Итак я начал свою работу в оркестре с балета «Лебединое озеро» Чайковского.
В ту пору это был ещё спектакль, если не ошибаюсь, поставленный бывшим главным балетмейстером театра Л.М. Лавровским. Балет этот был украшением репертуара долгие годы, и даже новая постановка Юрия Григоровича 1969 года не могла остановить старый балет на сцене Кремлёвского дворца съездов – КДС.
Выступления балета всегда посещались исключительно хорошо, а для массы людей, попавших в Москву по делам или просто туристов, этот спектакль в Кремле был настоящим праздничным подарком. Великолепные танцовщики, отлаженная работа всех звеньев сцены, производили в сочетании с гениальной музыкой Чайковского действительно большое впечатление. На этом спектакле всегда бывало довольно много иностранных туристов из стран Европы и Азии.
Вообще публика была самая широкая, совсем не театральная в своём большинстве, и может быть, именно это и было самым ценным. Трудно себе представить ощущения зрителей, приехавших с далёких окраин страны и попавших в такой удивительный мир столицы да ещё в Кремле!
Великолепный буфет на последнем этаже, где продавались изысканные яства в виде жюльенов в серебряных маленьких кастрюльках, или блинов с чёрной икрой (сегодня это вполне может показаться неудачной шуткой), хорошие вина и шампанское – всё это значительно поднимало настроение зрителей, попавших в такой приятный мир. Кроме этого, оттуда открывался прекрасный вид на Москву – весь Кремль, Замоскворечье, ул. Горького…
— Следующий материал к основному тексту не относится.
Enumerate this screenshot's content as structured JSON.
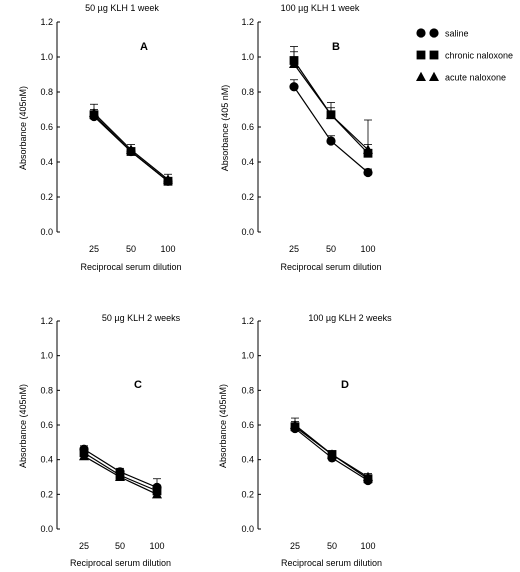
{
  "figure": {
    "legend": {
      "entries": [
        {
          "label": "saline",
          "marker": "circle"
        },
        {
          "label": "chronic naloxone",
          "marker": "square"
        },
        {
          "label": "acute naloxone",
          "marker": "triangle"
        }
      ]
    }
  },
  "chart_data": [
    {
      "type": "line",
      "panel": "A",
      "title": "50 µg KLH 1 week",
      "xlabel": "Reciprocal serum dilution",
      "ylabel": "Absorbance (405nM)",
      "categories": [
        "25",
        "50",
        "100"
      ],
      "ylim": [
        0,
        1.2
      ],
      "yticks": [
        "0.0",
        "0.2",
        "0.4",
        "0.6",
        "0.8",
        "1.0",
        "1.2"
      ],
      "series": [
        {
          "name": "saline",
          "marker": "circle",
          "values": [
            0.66,
            0.46,
            0.29
          ],
          "errors": [
            0.03,
            0.02,
            0.02
          ]
        },
        {
          "name": "chronic naloxone",
          "marker": "square",
          "values": [
            0.67,
            0.46,
            0.29
          ],
          "errors": [
            0.03,
            0.02,
            0.02
          ]
        },
        {
          "name": "acute naloxone",
          "marker": "triangle",
          "values": [
            0.68,
            0.47,
            0.3
          ],
          "errors": [
            0.05,
            0.03,
            0.03
          ]
        }
      ]
    },
    {
      "type": "line",
      "panel": "B",
      "title": "100 µg KLH 1 week",
      "xlabel": "Reciprocal serum dilution",
      "ylabel": "Absorbance (405 nM)",
      "categories": [
        "25",
        "50",
        "100"
      ],
      "ylim": [
        0,
        1.2
      ],
      "yticks": [
        "0.0",
        "0.2",
        "0.4",
        "0.6",
        "0.8",
        "1.0",
        "1.2"
      ],
      "series": [
        {
          "name": "saline",
          "marker": "circle",
          "values": [
            0.83,
            0.52,
            0.34
          ],
          "errors": [
            0.04,
            0.03,
            0.02
          ]
        },
        {
          "name": "chronic naloxone",
          "marker": "square",
          "values": [
            0.98,
            0.67,
            0.45
          ],
          "errors": [
            0.05,
            0.04,
            0.05
          ]
        },
        {
          "name": "acute naloxone",
          "marker": "triangle",
          "values": [
            0.96,
            0.67,
            0.47
          ],
          "errors": [
            0.1,
            0.07,
            0.17
          ]
        }
      ]
    },
    {
      "type": "line",
      "panel": "C",
      "title": "50 µg KLH 2 weeks",
      "xlabel": "Reciprocal serum dilution",
      "ylabel": "Absorbance (405nM)",
      "categories": [
        "25",
        "50",
        "100"
      ],
      "ylim": [
        0,
        1.2
      ],
      "yticks": [
        "0.0",
        "0.2",
        "0.4",
        "0.6",
        "0.8",
        "1.0",
        "1.2"
      ],
      "series": [
        {
          "name": "saline",
          "marker": "circle",
          "values": [
            0.46,
            0.33,
            0.24
          ],
          "errors": [
            0.02,
            0.02,
            0.05
          ]
        },
        {
          "name": "chronic naloxone",
          "marker": "square",
          "values": [
            0.44,
            0.31,
            0.22
          ],
          "errors": [
            0.02,
            0.02,
            0.03
          ]
        },
        {
          "name": "acute naloxone",
          "marker": "triangle",
          "values": [
            0.42,
            0.3,
            0.2
          ],
          "errors": [
            0.03,
            0.02,
            0.02
          ]
        }
      ]
    },
    {
      "type": "line",
      "panel": "D",
      "title": "100 µg KLH 2 weeks",
      "xlabel": "Reciprocal serum dilution",
      "ylabel": "Absorbance (405nM)",
      "categories": [
        "25",
        "50",
        "100"
      ],
      "ylim": [
        0,
        1.2
      ],
      "yticks": [
        "0.0",
        "0.2",
        "0.4",
        "0.6",
        "0.8",
        "1.0",
        "1.2"
      ],
      "series": [
        {
          "name": "saline",
          "marker": "circle",
          "values": [
            0.58,
            0.41,
            0.28
          ],
          "errors": [
            0.03,
            0.02,
            0.02
          ]
        },
        {
          "name": "chronic naloxone",
          "marker": "square",
          "values": [
            0.59,
            0.43,
            0.29
          ],
          "errors": [
            0.03,
            0.02,
            0.02
          ]
        },
        {
          "name": "acute naloxone",
          "marker": "triangle",
          "values": [
            0.6,
            0.43,
            0.3
          ],
          "errors": [
            0.04,
            0.02,
            0.02
          ]
        }
      ]
    }
  ]
}
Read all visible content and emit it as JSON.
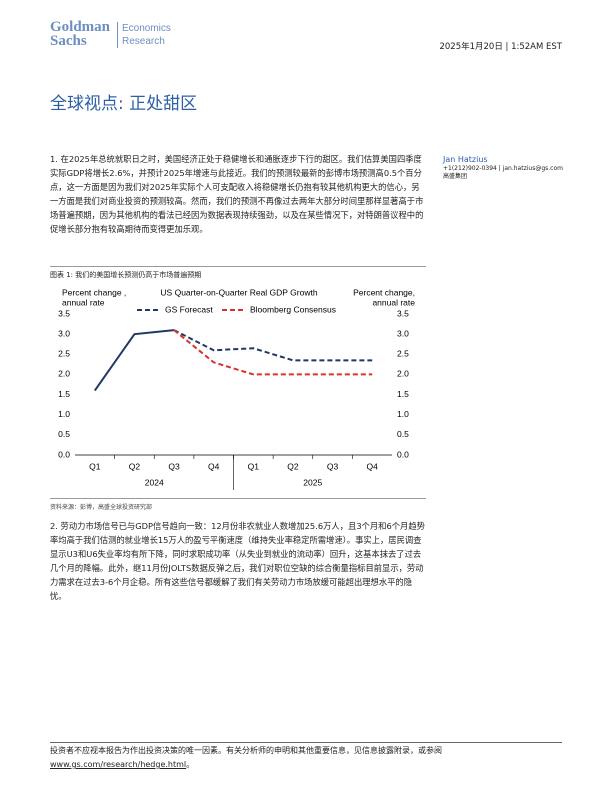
{
  "header": {
    "logo_line1": "Goldman",
    "logo_line2": "Sachs",
    "division_line1": "Economics",
    "division_line2": "Research",
    "date": "2025年1月20日 | 1:52AM EST"
  },
  "title": "全球视点: 正处甜区",
  "author": {
    "name": "Jan Hatzius",
    "contact": "+1(212)902-0394 | jan.hatzius@gs.com",
    "firm": "高盛集团"
  },
  "paragraphs": [
    "1. 在2025年总统就职日之时，美国经济正处于稳健增长和通胀逐步下行的甜区。我们估算美国四季度实际GDP将增长2.6%，并预计2025年增速与此接近。我们的预测较最新的彭博市场预测高0.5个百分点，这一方面是因为我们对2025年实际个人可支配收入将稳健增长仍抱有较其他机构更大的信心，另一方面是我们对商业投资的预测较高。然而，我们的预测不再像过去两年大部分时间里那样显著高于市场普遍预期，因为其他机构的看法已经因为数据表现持续强劲，以及在某些情况下，对特朗普议程中的促增长部分抱有较高期待而变得更加乐观。",
    "2. 劳动力市场信号已与GDP信号趋向一致：12月份非农就业人数增加25.6万人，且3个月和6个月趋势率均高于我们估测的就业增长15万人的盈亏平衡速度（维持失业率稳定所需增速）。事实上，居民调查显示U3和U6失业率均有所下降，同时求职成功率（从失业到就业的流动率）回升，这基本抹去了过去几个月的降幅。此外，继11月份JOLTS数据反弹之后，我们对职位空缺的综合衡量指标目前显示，劳动力需求在过去3-6个月企稳。所有这些信号都缓解了我们有关劳动力市场放缓可能超出理想水平的隐忧。"
  ],
  "figure_caption": "图表 1: 我们的美国增长预测仍高于市场普遍预期",
  "figure_source": "资料来源：彭博，高盛全球投资研究部",
  "footer": {
    "text": "投资者不应视本报告为作出投资决策的唯一因素。有关分析师的申明和其他重要信息，见信息披露附录，或参阅",
    "link": "www.gs.com/research/hedge.html",
    "end": "。"
  },
  "chart_data": {
    "type": "line",
    "title": "US Quarter-on-Quarter Real GDP Growth",
    "y_label": [
      "Percent change ,",
      "annual rate"
    ],
    "y2_label": [
      "Percent change,",
      "annual rate"
    ],
    "categories": [
      "Q1",
      "Q2",
      "Q3",
      "Q4",
      "Q1",
      "Q2",
      "Q3",
      "Q4"
    ],
    "year_labels": [
      "2024",
      "2025"
    ],
    "series": [
      {
        "color": "#1f3864",
        "dashed": false,
        "values": [
          1.6,
          3.0,
          3.1,
          null,
          null,
          null,
          null,
          null
        ]
      },
      {
        "name": "GS Forecast",
        "color": "#1f3864",
        "dashed": true,
        "values": [
          null,
          null,
          3.1,
          2.6,
          2.65,
          2.35,
          2.35,
          2.35
        ]
      },
      {
        "name": "Bloomberg Consensus",
        "color": "#d9312b",
        "dashed": true,
        "values": [
          null,
          null,
          3.1,
          2.3,
          2.0,
          2.0,
          2.0,
          2.0
        ]
      }
    ],
    "ylim": [
      0,
      3.5
    ],
    "yticks": [
      {
        "value": 0,
        "label": "0.0"
      },
      0.5,
      {
        "value": 1,
        "label": "1.0"
      },
      1.5,
      {
        "value": 2,
        "label": "2.0"
      },
      2.5,
      {
        "value": 3,
        "label": "3.0"
      },
      3.5
    ],
    "y2lim": [
      0,
      3.5
    ],
    "y2ticks": [
      {
        "value": 0,
        "label": "0.0"
      },
      0.5,
      {
        "value": 1,
        "label": "1.0"
      },
      1.5,
      {
        "value": 2,
        "label": "2.0"
      },
      2.5,
      {
        "value": 3,
        "label": "3.0"
      },
      3.5
    ]
  }
}
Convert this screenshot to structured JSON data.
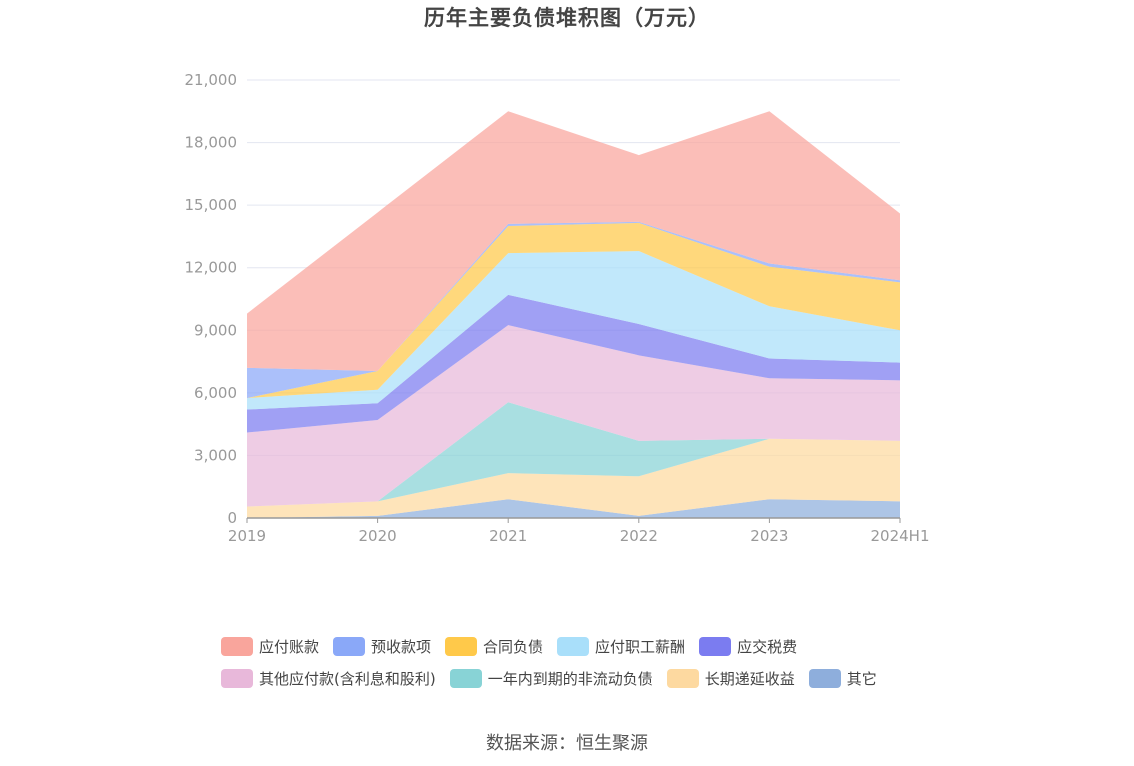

Принадлежность к Большому театру давала его членам также и чувство причастности к большой группе людей, объединённой одной художественной и исполнительской задачей, что, впрочем, свойственно всем большим оперным театрам мирового класса. Но старый Большой театр был действительно «семьёй».
Думается сегодня, что репертуар оперы и балета тех лет поддерживал традицию и репутацию Большого, каковым он был и во времена Императорской оперы. Качество исполнения в те годы русского репертуара было вне всяких сомнений высочайшего уровня во всех аспектах театрального искусства – сценического оформления, костюмов, постановки света, звучания хора и оркестра и, наконец, исполнительского уровня певцов. Следует снова отметить, что речь идёт об исполнении опер Чайковского, Мусоргского, Римского-Корсакова, Даргомыжского. Исполнение же итальянского репертуара не могло идти в сравнение с театрами Западной Европы по причине того, что весь итальянский репертуар исполнялся в русском переводе. А это совершенно иное звучание музыкального матерьяла из-за другой фонетики. Конечно для большинства посетителей Большого куда приятнее и понятнее было исполнение, скажем, «Севильского цирюльника» Россини по-русски. Далеко не все зрители могли знать пьесу Бомарше и потому русский текст давал им хотя бы некоторое представление о происходящем на сцене действии.
Надо сказать, что в 90-е годы в Метрополитен-опера в Нью-Йорке установили на спинке каждого кресла в 4-тысячном зале маленькие экраны, наподобие самолётных, где давался английский перевод итальянских, немецких, французских или русских опер. Теперь, насколько известно, и на сцене Большого театра западная классика идёт также на языках оригиналов. Но в до– и послевоенные годы это было технически неосуществимо.
В середине 60-х уже не было в театре Козловского и Лемешева, Рейзена и Пирогова, Улановой и Лепешинской, Жданова и Фарманянца; началась смена поколений. И всё же театр располагал небольшим количеством певцов высокого класса. Галина Вишневская была в самом расцвете своего дарования. Как-то она выступила в «Травиате». Говорили, что она готовила эту партию ещё в середине 50-х под руководством Мелик-Пашаева. Увы, ей, к сожалению, по неизвестным мне причинам, почти не давали исполнять эту роль, как и роль Марфы в «Царской невесте». Театральные интриги выходили на поверхность тогда, когда это было связано с такими редкими событиями, как вышеупомянутые выступления Вишневской. Её исполнение партии Виолетты произвело неизгладимое впечатление на участников спектакля – музыкантов, артистов хора, миманса и даже рабочих сцены. Ведь в театре все понимали и ценили подлинное исполнительское и актёрское мастерство. В сцене письма Альфреду она была настолько трогательна и беззащитно-естественна, что когда начиналось соло кларнета в оркестре, у всех участников спектакля на глаза наворачивались слёзы. Это было незабываемо (замечательным исполнителем кларнетового соло был Рафаэль Багдасарян). Мне приходилось играть эту оперу в обоих театрах – Большом театре и Метрополитен-опера – сотни и сотни раз с самыми великими певицами второй половины XX века, но ни одна не могла сравниться с Вишневской в её актёрском воплощением роли.